One Monday, he went up to his subway and ordered his usual BLT. He enjoyed BLT’s, and they were easy to order since he couldn’t point at the ingredients he wanted due to his blindness. The worker gave the man his sub, and the man ate his sub only to find it tasted sweet and juicy. He went up to the worker and asked, “What the hell did you put in my sandwich? It tastes sweet!”
The worker replied, “It’s national fruit day! We’re celebrating by serving nectarines instead of tomatoes.”
The man then replied, “A tomato is a fucking fruit you fucking idiot! Do something else with your free time instead of browsing Twitter trends!”
The man stormed out of the Subway.
The next day, he came back to order the same BLT with hopes they wouldn’t screw it up. He ordered the sandwich, and they gave it too him. He took a bite from the sandwich and immediately spit it out.

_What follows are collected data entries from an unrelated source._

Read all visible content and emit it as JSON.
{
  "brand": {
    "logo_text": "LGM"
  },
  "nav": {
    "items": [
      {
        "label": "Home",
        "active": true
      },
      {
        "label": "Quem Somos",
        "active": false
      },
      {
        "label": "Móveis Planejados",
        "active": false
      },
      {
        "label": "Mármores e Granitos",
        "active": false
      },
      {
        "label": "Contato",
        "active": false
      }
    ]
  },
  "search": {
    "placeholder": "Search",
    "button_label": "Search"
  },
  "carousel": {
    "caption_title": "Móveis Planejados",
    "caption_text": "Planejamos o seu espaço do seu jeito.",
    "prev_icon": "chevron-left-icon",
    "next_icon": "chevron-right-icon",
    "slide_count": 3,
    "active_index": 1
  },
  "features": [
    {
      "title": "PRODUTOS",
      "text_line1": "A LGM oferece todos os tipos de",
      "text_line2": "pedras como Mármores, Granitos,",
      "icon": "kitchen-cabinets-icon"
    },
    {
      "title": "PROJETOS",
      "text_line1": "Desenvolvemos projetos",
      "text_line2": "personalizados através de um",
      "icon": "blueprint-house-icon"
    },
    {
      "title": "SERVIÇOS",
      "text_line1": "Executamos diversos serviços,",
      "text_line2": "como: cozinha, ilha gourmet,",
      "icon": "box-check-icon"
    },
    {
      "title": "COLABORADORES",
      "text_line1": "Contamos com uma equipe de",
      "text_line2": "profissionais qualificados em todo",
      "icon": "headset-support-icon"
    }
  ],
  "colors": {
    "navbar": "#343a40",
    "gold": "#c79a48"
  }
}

It tasted like fish. He went up to the worker and screamed, “Yesterday my sandwich was sweet and now it tastes like fish! What the shit did you put in there this time?”
The worker replied again, “Sorry sir. We ran out of bacon, so we decided to serve sardines instead. I thought you could use a bit of variety from the BLT you eat everyday, so I thought, ‘Why not?’”

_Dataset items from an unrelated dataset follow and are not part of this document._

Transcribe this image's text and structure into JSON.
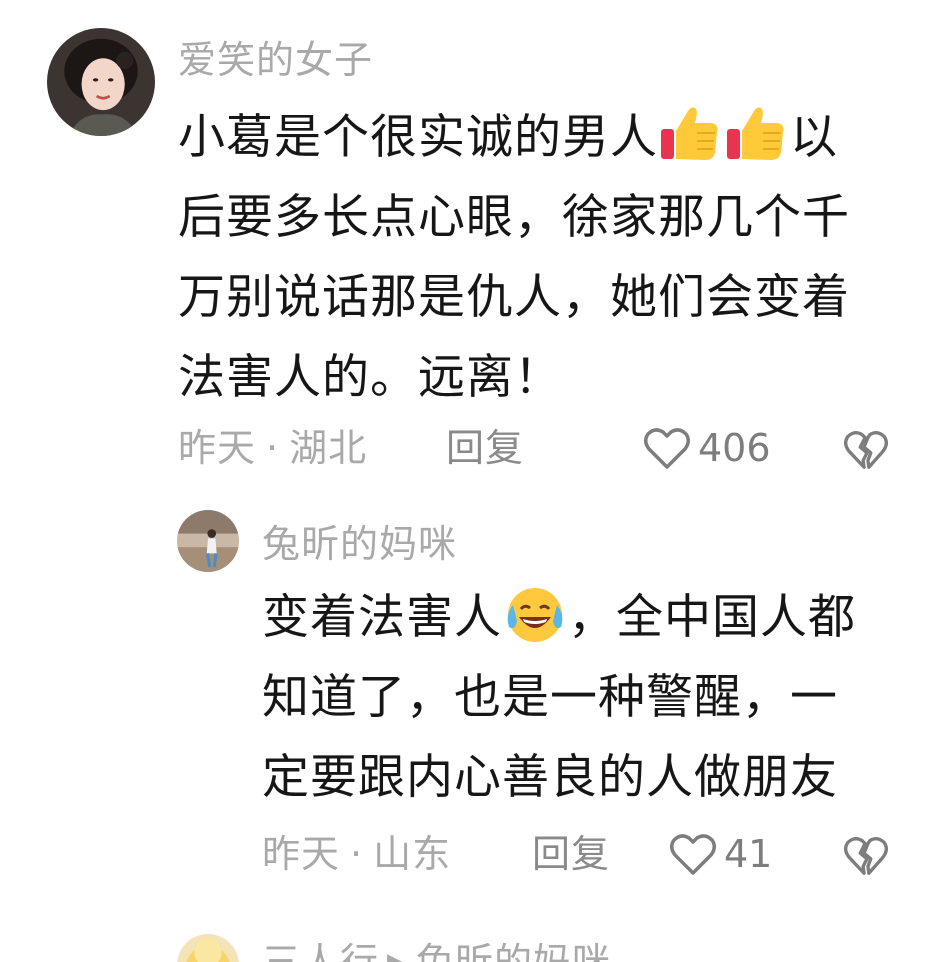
{
  "comments": [
    {
      "username": "爱笑的女子",
      "text_lines": [
        "小葛是个很实诚的男人",
        "后要多长点心眼，徐家那几个千",
        "万别说话那是仇人，她们会变着",
        "法害人的。远离！"
      ],
      "line1_after_emoji": "以",
      "emoji_1": "thumbs-up-emoji",
      "time": "昨天",
      "separator": "·",
      "location": "湖北",
      "reply_label": "回复",
      "likes": "406",
      "like_icon": "heart-outline-icon",
      "dislike_icon": "broken-heart-icon"
    },
    {
      "username": "兔昕的妈咪",
      "text_lines": [
        "变着法害人",
        "，全中国人都",
        "知道了，也是一种警醒，一",
        "定要跟内心善良的人做朋友"
      ],
      "emoji_1": "crying-laughing-emoji",
      "time": "昨天",
      "separator": "·",
      "location": "山东",
      "reply_label": "回复",
      "likes": "41",
      "like_icon": "heart-outline-icon",
      "dislike_icon": "broken-heart-icon"
    },
    {
      "username": "三人行",
      "reply_arrow": "▶",
      "reply_to": "兔昕的妈咪"
    }
  ],
  "colors": {
    "text": "#161616",
    "meta": "#a9a9a9",
    "icon": "#7d7d7d",
    "background": "#ffffff"
  }
}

The man screamed, “I just ordered a motherfucking BLT! Do you want to lose me as a customer?”
The man came back Wednesday to have another go. He ordered the BLT, but this time, it was crunchy. He decided to calm down a bit this time. He told the worker, “Okay. It’s not as bad as the last two days. But my sandwich today is crunchy. What happened?”

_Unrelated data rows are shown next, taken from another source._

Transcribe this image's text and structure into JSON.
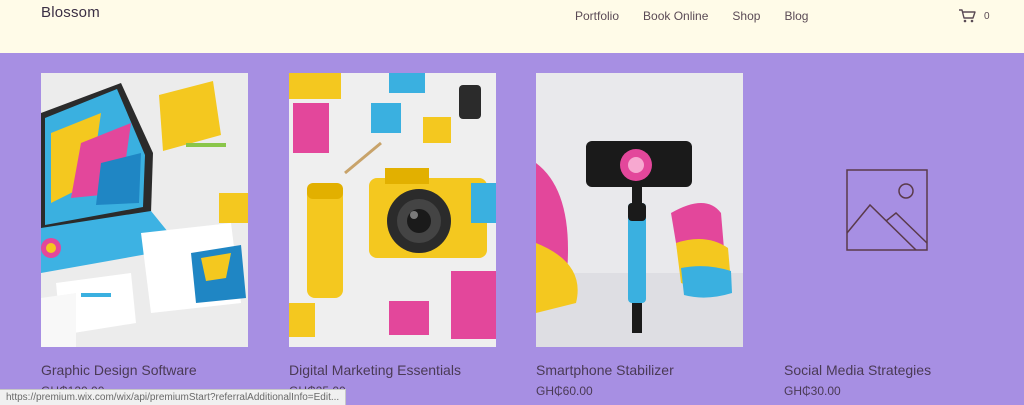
{
  "header": {
    "logo": "Blossom",
    "nav": [
      "Portfolio",
      "Book Online",
      "Shop",
      "Blog"
    ],
    "cart_count": "0"
  },
  "products": [
    {
      "name": "Graphic Design Software",
      "price": "GH₵120.00",
      "image": "laptop-and-stationery-mockup"
    },
    {
      "name": "Digital Marketing Essentials",
      "price": "GH₵25.00",
      "image": "yellow-camera-flatlay"
    },
    {
      "name": "Smartphone Stabilizer",
      "price": "GH₵60.00",
      "image": "phone-on-gimbal-stabilizer"
    },
    {
      "name": "Social Media Strategies",
      "price": "GH₵30.00",
      "image": "image-placeholder-icon"
    }
  ],
  "status_bar": {
    "url": "https://premium.wix.com/wix/api/premiumStart?referralAdditionalInfo=Edit..."
  },
  "colors": {
    "header_bg": "#fffbe8",
    "page_bg": "#a78fe3",
    "text": "#4a3a55"
  }
}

“Sir, I’m terribly sorry, but Subway just announced today that the whole lettuce supply in infected with E. Coli. We’ll have the lettuce back tomorrow, but for today, the BBQ place across the street offered to supply us with fried okra to serve as an alternative. Given your blindness, I didn’t want to go through the process of having to list all of our other options.”
The man couldn’t hold back his anger. “Are you a dumbass?” He screamed, “Just tell me you don’t have it!”
The man surprisingly tried again on Thursday. As he walked into the restaurant, he worker said to him, “Okay. We have all of the ingredients. I promise I’ll get the BLT right this time.”
The sandwich was served, but then the man’s hands were immediately soaked when he picked up the sandwich. “Hey, what’s the big idea?” He yelled.
“Well sir, we had a plumbing problem this morning, and all of our bread got soaked. We apologize. But hey! At least the ingredients were correct!”
The man pounded the counter and said, “Don’t you know how to run a fucking restaurant? You get one more chance tomorrow or I’m never stepping foot in this place again.”
The worker, at the point, was sick of being treated this way. After all, he was trying his best. He didn’t want the man there anyway. He didn’t care if he was blind, so he went to the store and got nectarines and sardines. He then went to the BBQ place and ordered a side of fried okra. Finally, he prepared a bucket of water to soak the blind man’s sandwich.
Today was the day. It was Friday, and the worker was ready to have his revenge. The man walked in, and the worker built the sandwich with nectarines, sardines, and fried okra and soaked it in water. The man bit into the sandwich, vomited, and screamed for the manager. The manager came out and yelled, “Okay. What’s going on? I’ve heard this screaming every day this week! I’ve had it!”
The blind man explained, “I just want a measly BLT sandwich, but this sub just keeps getting more NSFW by the day!”